Why Are White Working-Class Boys Still Failing Their GCSEs?
Government education committee findings reveal that white working-class boys are the lowest performing demographic in schools. Only 18% of them achieve a grade 5 or above in their GCSEs (Parliament, 2021). In this context, white working-class boys are defined as those on free school meals.
A recent issue? Not really.
Every administration has swept this issue under the carpet since this question was raised by the 2010-2015 education committee. Only recently has the government decided to take action.
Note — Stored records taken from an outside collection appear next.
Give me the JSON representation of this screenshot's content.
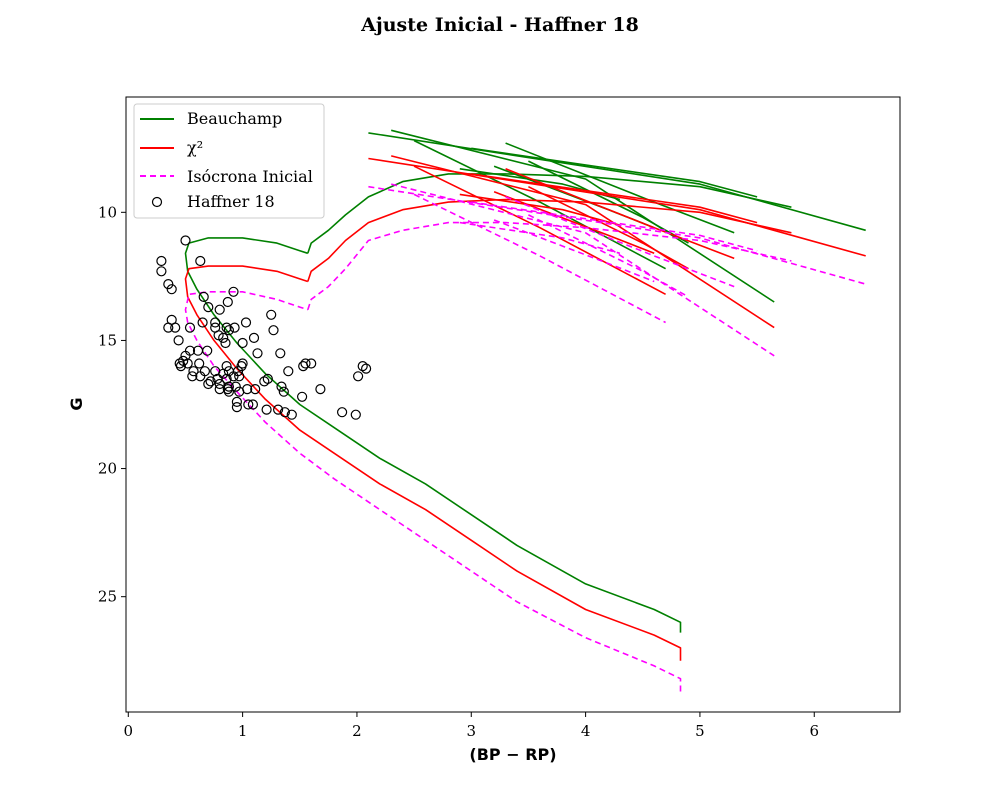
{
  "chart_data": {
    "type": "scatter",
    "title": "Ajuste Inicial - Haffner 18",
    "xlabel": "(BP − RP)",
    "ylabel": "G",
    "xlim": [
      -0.02,
      6.75
    ],
    "ylim": [
      29.5,
      5.5
    ],
    "y_inverted": true,
    "x_ticks": [
      "0",
      "1",
      "2",
      "3",
      "4",
      "5",
      "6"
    ],
    "y_ticks": [
      "10",
      "15",
      "20",
      "25"
    ],
    "grid": false,
    "legend_position": "upper-left",
    "legend": [
      "Beauchamp",
      "χ²",
      "Isócrona Inicial",
      "Haffner 18"
    ],
    "colors": {
      "beauchamp": "#008000",
      "chi2": "#ff0000",
      "inicial": "#ff00ff",
      "points": "#000000"
    },
    "series": [
      {
        "name": "Beauchamp",
        "style": "solid",
        "color": "#008000",
        "main_sequence": [
          [
            4.83,
            26.4
          ],
          [
            4.83,
            26.0
          ],
          [
            4.6,
            25.5
          ],
          [
            4.0,
            24.5
          ],
          [
            3.4,
            23.0
          ],
          [
            3.0,
            21.8
          ],
          [
            2.6,
            20.6
          ],
          [
            2.2,
            19.6
          ],
          [
            1.8,
            18.4
          ],
          [
            1.5,
            17.5
          ],
          [
            1.2,
            16.3
          ],
          [
            0.95,
            15.1
          ],
          [
            0.75,
            14.0
          ],
          [
            0.6,
            13.0
          ],
          [
            0.52,
            12.3
          ],
          [
            0.5,
            11.6
          ],
          [
            0.53,
            11.2
          ],
          [
            0.7,
            11.0
          ],
          [
            1.0,
            11.0
          ],
          [
            1.3,
            11.2
          ],
          [
            1.5,
            11.5
          ],
          [
            1.57,
            11.6
          ]
        ],
        "branch": [
          [
            1.57,
            11.6
          ],
          [
            1.6,
            11.2
          ],
          [
            1.75,
            10.7
          ],
          [
            1.9,
            10.1
          ],
          [
            2.1,
            9.4
          ],
          [
            2.4,
            8.8
          ],
          [
            2.8,
            8.5
          ],
          [
            3.3,
            8.5
          ],
          [
            4.0,
            8.6
          ],
          [
            5.0,
            9.0
          ],
          [
            5.8,
            9.8
          ]
        ],
        "extra_tracks": [
          [
            [
              2.1,
              6.9
            ],
            [
              5.0,
              8.9
            ],
            [
              6.45,
              10.7
            ]
          ],
          [
            [
              2.3,
              6.8
            ],
            [
              4.0,
              8.7
            ],
            [
              5.65,
              13.5
            ]
          ],
          [
            [
              2.5,
              7.2
            ],
            [
              3.6,
              9.6
            ],
            [
              4.7,
              12.2
            ]
          ],
          [
            [
              3.0,
              7.5
            ],
            [
              5.0,
              8.8
            ],
            [
              5.5,
              9.4
            ]
          ],
          [
            [
              3.3,
              7.3
            ],
            [
              4.6,
              9.6
            ],
            [
              5.3,
              10.8
            ]
          ],
          [
            [
              3.5,
              8.0
            ],
            [
              4.5,
              10.2
            ],
            [
              4.9,
              11.2
            ]
          ],
          [
            [
              3.2,
              8.2
            ],
            [
              4.2,
              9.9
            ],
            [
              4.6,
              10.6
            ]
          ],
          [
            [
              2.9,
              8.3
            ],
            [
              3.8,
              8.9
            ],
            [
              4.3,
              9.5
            ]
          ]
        ]
      },
      {
        "name": "χ²",
        "style": "solid",
        "color": "#ff0000",
        "main_sequence": [
          [
            4.83,
            27.5
          ],
          [
            4.83,
            27.0
          ],
          [
            4.6,
            26.5
          ],
          [
            4.0,
            25.5
          ],
          [
            3.4,
            24.0
          ],
          [
            3.0,
            22.8
          ],
          [
            2.6,
            21.6
          ],
          [
            2.2,
            20.6
          ],
          [
            1.8,
            19.4
          ],
          [
            1.5,
            18.5
          ],
          [
            1.2,
            17.3
          ],
          [
            0.95,
            16.1
          ],
          [
            0.75,
            15.0
          ],
          [
            0.6,
            14.0
          ],
          [
            0.52,
            13.3
          ],
          [
            0.5,
            12.6
          ],
          [
            0.53,
            12.2
          ],
          [
            0.7,
            12.1
          ],
          [
            1.0,
            12.1
          ],
          [
            1.3,
            12.3
          ],
          [
            1.5,
            12.6
          ],
          [
            1.57,
            12.7
          ]
        ],
        "branch": [
          [
            1.57,
            12.7
          ],
          [
            1.6,
            12.3
          ],
          [
            1.75,
            11.8
          ],
          [
            1.9,
            11.1
          ],
          [
            2.1,
            10.4
          ],
          [
            2.4,
            9.9
          ],
          [
            2.8,
            9.6
          ],
          [
            3.3,
            9.5
          ],
          [
            4.0,
            9.6
          ],
          [
            5.0,
            10.0
          ],
          [
            5.8,
            10.8
          ]
        ],
        "extra_tracks": [
          [
            [
              2.1,
              7.9
            ],
            [
              5.0,
              9.9
            ],
            [
              6.45,
              11.7
            ]
          ],
          [
            [
              2.3,
              7.8
            ],
            [
              4.0,
              9.7
            ],
            [
              5.65,
              14.5
            ]
          ],
          [
            [
              2.5,
              8.2
            ],
            [
              3.6,
              10.6
            ],
            [
              4.7,
              13.2
            ]
          ],
          [
            [
              3.0,
              8.5
            ],
            [
              5.0,
              9.8
            ],
            [
              5.5,
              10.4
            ]
          ],
          [
            [
              3.3,
              8.3
            ],
            [
              4.6,
              10.6
            ],
            [
              5.3,
              11.8
            ]
          ],
          [
            [
              3.5,
              9.0
            ],
            [
              4.5,
              11.2
            ],
            [
              4.9,
              12.2
            ]
          ],
          [
            [
              3.2,
              9.2
            ],
            [
              4.2,
              10.9
            ],
            [
              4.6,
              11.6
            ]
          ],
          [
            [
              2.9,
              9.3
            ],
            [
              3.8,
              9.9
            ],
            [
              4.3,
              10.5
            ]
          ]
        ]
      },
      {
        "name": "Isócrona Inicial",
        "style": "dashed",
        "color": "#ff00ff",
        "main_sequence": [
          [
            4.83,
            28.7
          ],
          [
            4.83,
            28.2
          ],
          [
            4.6,
            27.7
          ],
          [
            4.0,
            26.6
          ],
          [
            3.4,
            25.2
          ],
          [
            3.0,
            24.0
          ],
          [
            2.6,
            22.8
          ],
          [
            2.2,
            21.6
          ],
          [
            1.8,
            20.4
          ],
          [
            1.5,
            19.4
          ],
          [
            1.2,
            18.2
          ],
          [
            0.95,
            17.0
          ],
          [
            0.75,
            16.0
          ],
          [
            0.6,
            15.0
          ],
          [
            0.52,
            14.3
          ],
          [
            0.5,
            13.8
          ],
          [
            0.53,
            13.2
          ],
          [
            0.7,
            13.1
          ],
          [
            1.0,
            13.1
          ],
          [
            1.3,
            13.4
          ],
          [
            1.5,
            13.7
          ],
          [
            1.57,
            13.8
          ]
        ],
        "branch": [
          [
            1.57,
            13.8
          ],
          [
            1.6,
            13.4
          ],
          [
            1.75,
            12.9
          ],
          [
            1.9,
            12.2
          ],
          [
            2.1,
            11.1
          ],
          [
            2.4,
            10.7
          ],
          [
            2.8,
            10.4
          ],
          [
            3.3,
            10.4
          ],
          [
            4.0,
            10.6
          ],
          [
            5.0,
            11.1
          ],
          [
            5.8,
            11.9
          ]
        ],
        "extra_tracks": [
          [
            [
              2.1,
              9.0
            ],
            [
              5.0,
              11.0
            ],
            [
              6.45,
              12.8
            ]
          ],
          [
            [
              2.3,
              8.9
            ],
            [
              4.0,
              10.8
            ],
            [
              5.65,
              15.6
            ]
          ],
          [
            [
              2.5,
              9.3
            ],
            [
              3.6,
              11.7
            ],
            [
              4.7,
              14.3
            ]
          ],
          [
            [
              3.0,
              9.6
            ],
            [
              5.0,
              10.9
            ],
            [
              5.5,
              11.5
            ]
          ],
          [
            [
              3.3,
              9.4
            ],
            [
              4.6,
              11.7
            ],
            [
              5.3,
              12.9
            ]
          ],
          [
            [
              3.5,
              10.1
            ],
            [
              4.5,
              12.3
            ],
            [
              4.9,
              13.3
            ]
          ],
          [
            [
              3.2,
              10.3
            ],
            [
              4.2,
              12.0
            ],
            [
              4.6,
              12.7
            ]
          ],
          [
            [
              2.9,
              10.4
            ],
            [
              3.8,
              11.0
            ],
            [
              4.3,
              11.6
            ]
          ]
        ]
      }
    ],
    "points_name": "Haffner 18",
    "points": [
      [
        0.5,
        11.1
      ],
      [
        0.63,
        11.9
      ],
      [
        0.29,
        11.9
      ],
      [
        0.29,
        12.3
      ],
      [
        0.35,
        12.8
      ],
      [
        0.38,
        13.0
      ],
      [
        0.92,
        13.1
      ],
      [
        0.66,
        13.3
      ],
      [
        0.87,
        13.5
      ],
      [
        0.7,
        13.7
      ],
      [
        0.8,
        13.8
      ],
      [
        1.25,
        14.0
      ],
      [
        0.38,
        14.2
      ],
      [
        0.35,
        14.5
      ],
      [
        0.41,
        14.5
      ],
      [
        0.54,
        14.5
      ],
      [
        0.65,
        14.3
      ],
      [
        0.76,
        14.3
      ],
      [
        0.76,
        14.5
      ],
      [
        0.86,
        14.5
      ],
      [
        0.88,
        14.6
      ],
      [
        0.93,
        14.5
      ],
      [
        1.03,
        14.3
      ],
      [
        1.27,
        14.6
      ],
      [
        0.79,
        14.8
      ],
      [
        0.83,
        14.9
      ],
      [
        0.85,
        15.1
      ],
      [
        1.1,
        14.9
      ],
      [
        0.44,
        15.0
      ],
      [
        1.0,
        15.1
      ],
      [
        0.69,
        15.4
      ],
      [
        0.61,
        15.4
      ],
      [
        0.54,
        15.4
      ],
      [
        0.5,
        15.6
      ],
      [
        1.13,
        15.5
      ],
      [
        1.33,
        15.5
      ],
      [
        0.48,
        15.8
      ],
      [
        0.45,
        15.9
      ],
      [
        0.52,
        15.9
      ],
      [
        0.62,
        15.9
      ],
      [
        0.86,
        16.0
      ],
      [
        0.99,
        16.0
      ],
      [
        1.0,
        15.9
      ],
      [
        1.55,
        15.9
      ],
      [
        1.6,
        15.9
      ],
      [
        1.53,
        16.0
      ],
      [
        0.46,
        16.0
      ],
      [
        2.05,
        16.0
      ],
      [
        2.08,
        16.1
      ],
      [
        0.57,
        16.2
      ],
      [
        0.67,
        16.2
      ],
      [
        0.76,
        16.2
      ],
      [
        0.83,
        16.3
      ],
      [
        0.88,
        16.2
      ],
      [
        0.96,
        16.2
      ],
      [
        1.4,
        16.2
      ],
      [
        2.01,
        16.4
      ],
      [
        0.56,
        16.4
      ],
      [
        0.63,
        16.4
      ],
      [
        0.72,
        16.6
      ],
      [
        0.78,
        16.5
      ],
      [
        0.86,
        16.5
      ],
      [
        0.92,
        16.4
      ],
      [
        0.97,
        16.4
      ],
      [
        1.22,
        16.5
      ],
      [
        1.19,
        16.6
      ],
      [
        0.7,
        16.7
      ],
      [
        0.8,
        16.7
      ],
      [
        0.88,
        16.8
      ],
      [
        0.87,
        16.9
      ],
      [
        0.94,
        16.8
      ],
      [
        1.04,
        16.9
      ],
      [
        1.11,
        16.9
      ],
      [
        1.34,
        16.8
      ],
      [
        0.8,
        16.9
      ],
      [
        0.88,
        17.0
      ],
      [
        0.97,
        17.0
      ],
      [
        1.36,
        17.0
      ],
      [
        1.68,
        16.9
      ],
      [
        0.95,
        17.4
      ],
      [
        1.05,
        17.5
      ],
      [
        1.09,
        17.5
      ],
      [
        1.52,
        17.2
      ],
      [
        0.95,
        17.6
      ],
      [
        1.21,
        17.7
      ],
      [
        1.31,
        17.7
      ],
      [
        1.37,
        17.8
      ],
      [
        1.43,
        17.9
      ],
      [
        1.87,
        17.8
      ],
      [
        1.99,
        17.9
      ]
    ]
  }
}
A second education committee in 2020 found that this issue has been ongoing since 2004. The committee identified several reasons for this issue including cultural, socioeconomic, geographic and inter-generational.
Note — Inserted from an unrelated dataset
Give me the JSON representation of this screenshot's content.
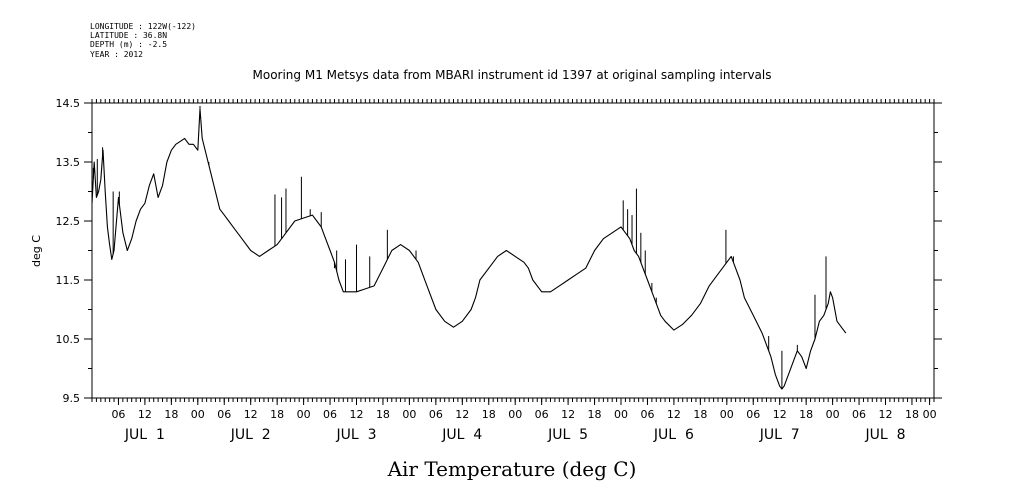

The socioeconomic and geographical issues put forward included low household income, poor neighbourhoods, and poorer funded schools, particularly in rural areas and in the North. In these areas, where the majority of disadvantaged white working-class boys live, there is less annual funding than for schools in London. For a government that prides itself on education, it is risible that these disparities still exist.
It’s been found that disadvantaged children experience cultural and multi-generational barriers with regards to education. Their parents frequently had negative educational experiences with little input from their own parents, perpetuating the view of education as offering little value or benefit. As a parent stated to a Guardian reporter in 2016, “We’re not going to spend the only youth we have joining in a vast, grinding societal pantomime in which we pretend that we can transcend our place in the world when the odds are fatally stacked against us” (Lotts, 2016). Unsurprisingly, given this view, only 13% of disadvantaged working-class boys currently go on to higher education (Snowdon, 2020).
Are there solutions?
One possible solution to a multi-generational disbelief in education would be a bottom-up response. A community approach to knife crime has had some success. Could it not also be the case for this issue: communities would engage more in their children’s learning, with parents holding homework sessions in their homes and liaising directly with teachers.
A new look at the viability and funding of technical colleges, developing apprenticeship schemes, and funding vocational training are all possible routes forward for those of whom a standard education feels irrelevant. But judging from the past, the outlook is bleak - education has always been a political football, and the reality is that this vexed question will not be resolved any time soon.